Archive mensuelle de août 2017

Algues

Je nage. Un petit ruisseau coule au pied de notre maison et la sécheresse de notre cour baignée de soleil m’a forcée à quitter mon nid. J’ai attrapé une serviette, enfilé mon maillot et dévalé la pente qui mène à la rivière. 

L’eau délicieusement fraiche me monte jusqu’au cou. Le courant est plus fort que d’habitude, me forçant à battre vigoureusement des pieds pour garder le niveau. Je m’approche du bord pour avoir pied. Bien campée sur mes jambes au milieu de l’eau tourbillonnante, je fais quelques pas et mon mollet s’enfonce dans un buisson d’algues molles. Je le gigote pour le débarrasser des plantes mais elles entourent ma jambe jusqu’à grimper le long de ma cuisse. J’étouffe un cri de surprise. ma précipitation me fait basculer en arrière alors que je tente de me libérer des lianes aquatiques. Le courant m’emporte en arrière et je respire un grand coup avant d’être plongée sous l’eau.

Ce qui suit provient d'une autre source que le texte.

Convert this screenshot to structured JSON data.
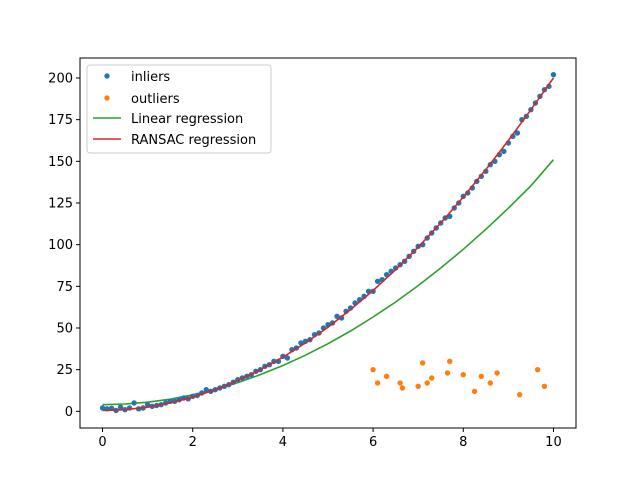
{
  "chart_data": {
    "type": "scatter",
    "xlim": [
      -0.5,
      10.5
    ],
    "ylim": [
      -10,
      212
    ],
    "xticks": [
      0,
      2,
      4,
      6,
      8,
      10
    ],
    "yticks": [
      0,
      25,
      50,
      75,
      100,
      125,
      150,
      175,
      200
    ],
    "legend_position": "top-left",
    "grid": false,
    "legend": {
      "inliers": "inliers",
      "outliers": "outliers",
      "linear": "Linear regression",
      "ransac": "RANSAC regression"
    },
    "colors": {
      "inliers": "#1f77b4",
      "outliers": "#ff7f0e",
      "linear": "#2ca02c",
      "ransac": "#d62728"
    },
    "inliers": {
      "x": [
        0.0,
        0.1,
        0.2,
        0.3,
        0.4,
        0.5,
        0.6,
        0.7,
        0.8,
        0.9,
        1.0,
        1.1,
        1.2,
        1.3,
        1.4,
        1.5,
        1.6,
        1.7,
        1.8,
        1.9,
        2.0,
        2.1,
        2.2,
        2.3,
        2.4,
        2.5,
        2.6,
        2.7,
        2.8,
        2.9,
        3.0,
        3.1,
        3.2,
        3.3,
        3.4,
        3.5,
        3.6,
        3.7,
        3.8,
        3.9,
        4.0,
        4.1,
        4.2,
        4.3,
        4.4,
        4.5,
        4.6,
        4.7,
        4.8,
        4.9,
        5.0,
        5.1,
        5.2,
        5.3,
        5.4,
        5.5,
        5.6,
        5.7,
        5.8,
        5.9,
        6.0,
        6.1,
        6.2,
        6.3,
        6.4,
        6.5,
        6.6,
        6.7,
        6.8,
        6.9,
        7.0,
        7.1,
        7.2,
        7.3,
        7.4,
        7.5,
        7.6,
        7.7,
        7.8,
        7.9,
        8.0,
        8.1,
        8.2,
        8.3,
        8.4,
        8.5,
        8.6,
        8.7,
        8.8,
        8.9,
        9.0,
        9.1,
        9.2,
        9.3,
        9.4,
        9.5,
        9.6,
        9.7,
        9.8,
        9.9,
        10.0
      ],
      "y": [
        2,
        1.5,
        1.8,
        0.5,
        2.5,
        1.0,
        2.0,
        5.0,
        1.5,
        2.0,
        4.0,
        3.0,
        3.5,
        4.0,
        5.0,
        6.0,
        6.0,
        7.0,
        8.0,
        7.5,
        9.0,
        9.5,
        11.0,
        13.0,
        12.0,
        13.0,
        14.0,
        15.0,
        16.0,
        17.5,
        19.0,
        20.0,
        21.0,
        22.0,
        24.0,
        25.0,
        27.0,
        28.0,
        30.0,
        30.0,
        33.0,
        32.0,
        37.0,
        38.0,
        41.0,
        42.0,
        43.0,
        46.0,
        47.0,
        50.0,
        52.0,
        53.0,
        57.0,
        56.0,
        60.0,
        62.0,
        65.0,
        67.0,
        69.0,
        72.0,
        72.0,
        78.0,
        79.0,
        82.0,
        84.0,
        86.0,
        88.0,
        90.0,
        93.0,
        96.0,
        99.0,
        100.0,
        104.0,
        107.0,
        110.0,
        113.0,
        116.0,
        117.0,
        122.0,
        125.0,
        129.0,
        131.0,
        134.0,
        138.0,
        141.0,
        144.0,
        148.0,
        150.0,
        154.0,
        156.0,
        161.0,
        165.0,
        167.0,
        175.0,
        177.0,
        181.0,
        185.0,
        189.0,
        193.0,
        195.0,
        202.0
      ]
    },
    "outliers": {
      "x": [
        6.0,
        6.1,
        6.3,
        6.6,
        6.65,
        7.0,
        7.1,
        7.2,
        7.3,
        7.65,
        7.7,
        8.0,
        8.25,
        8.4,
        8.6,
        8.75,
        9.25,
        9.65,
        9.8
      ],
      "y": [
        25,
        17,
        21,
        17,
        14,
        15,
        29,
        17,
        20,
        23,
        30,
        22,
        12,
        21,
        17,
        23,
        10,
        25,
        15
      ]
    },
    "linear": {
      "x": [
        0,
        0.5,
        1,
        1.5,
        2,
        2.5,
        3,
        3.5,
        4,
        4.5,
        5,
        5.5,
        6,
        6.5,
        7,
        7.5,
        8,
        8.5,
        9,
        9.5,
        10
      ],
      "y": [
        4.0,
        4.4,
        5.5,
        7.3,
        9.9,
        13.2,
        17.2,
        22.0,
        27.5,
        33.7,
        40.6,
        48.2,
        56.6,
        65.6,
        75.4,
        86.0,
        97.2,
        109.2,
        121.9,
        135.3,
        151.0
      ]
    },
    "ransac": {
      "x": [
        0,
        0.5,
        1,
        1.5,
        2,
        2.5,
        3,
        3.5,
        4,
        4.5,
        5,
        5.5,
        6,
        6.5,
        7,
        7.5,
        8,
        8.5,
        9,
        9.5,
        10
      ],
      "y": [
        0.5,
        1.0,
        2.5,
        5.0,
        8.5,
        13.0,
        18.5,
        25.0,
        32.5,
        41.0,
        50.5,
        61.0,
        72.5,
        85.0,
        98.5,
        113.0,
        128.5,
        145.0,
        162.5,
        181.0,
        200.0
      ]
    }
  }
}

L’air circule dans ma gorge. Je reprends mon souffle et me réjouis de sentir le vent dans mes poumons. je me lève alors précipitamment. Ou suis-je ? La dernière chose dont je me souviens, c’est d’avoir heurté une pierre dans l’eau et le contact de l’algue et d’écailles sur mon corps. Je plisse les yeux sous la luminosité de la scène. Les rayons du soleil tapent sur un écran transparent, telle une bulle gigantesque. 

Une créature me dévisage. Ses yeux globuleux semblent emprisonner l’iris sous une couche gélatineuse. Son nez est constitué de deux narines, écartées sur chacune de ses joues écailleuses. Et sa bouche et cerclées de lèvres épaisses, sans variations dans leur forme ou régularité.

Je n’ai pas le temps de réagir que la chose s’approche de moi. Elle plante un doigt (relié aux autres par une membrane de peau élastique) sur mon torse et seulement là remarqué-je le reste de son corps que j’avais imaginé humanoïde. Ses épaules continuent sa mâchoire, sans cou pour délimiter la tête. Ses bras longs et filiformes semblent flotter, comme si dénués de muscles. Son torse de finit sur une vague de peau semblable à une nageoire. au niveau des hanches humaines s’ouvrent et se ferment rythmique lent des branchies d’où s’échappe en vain un courant d’air horrifié. 

Emerveillée par la créature, je ne remarque qu’a peine son doigt qui s’enfonce dans mon coeur ni sa bouche qui s’ouvre, dévoilant trois rangées de dents et toute la noirceur de l’océan.

Banquet

Un banquet est organisé. On nous sert des parties du corps humain; sept morceaux parmi lesquels une tête et un avant bras. Je ne distingue pas les invités. Soudain; une fille s’avance devant les tables en forme de U et clame que les morceaux de viande humaine sont les siens. Je proteste: c’est impossible. Ma voisine de gauche me montre comment faire des effets spéciaux avec de la nourriture. Le faux bras qu’elle a réalisé est sucré. Ma viande est filandreuse; pleine de sang et de nerfs. Je me force à l’avaler.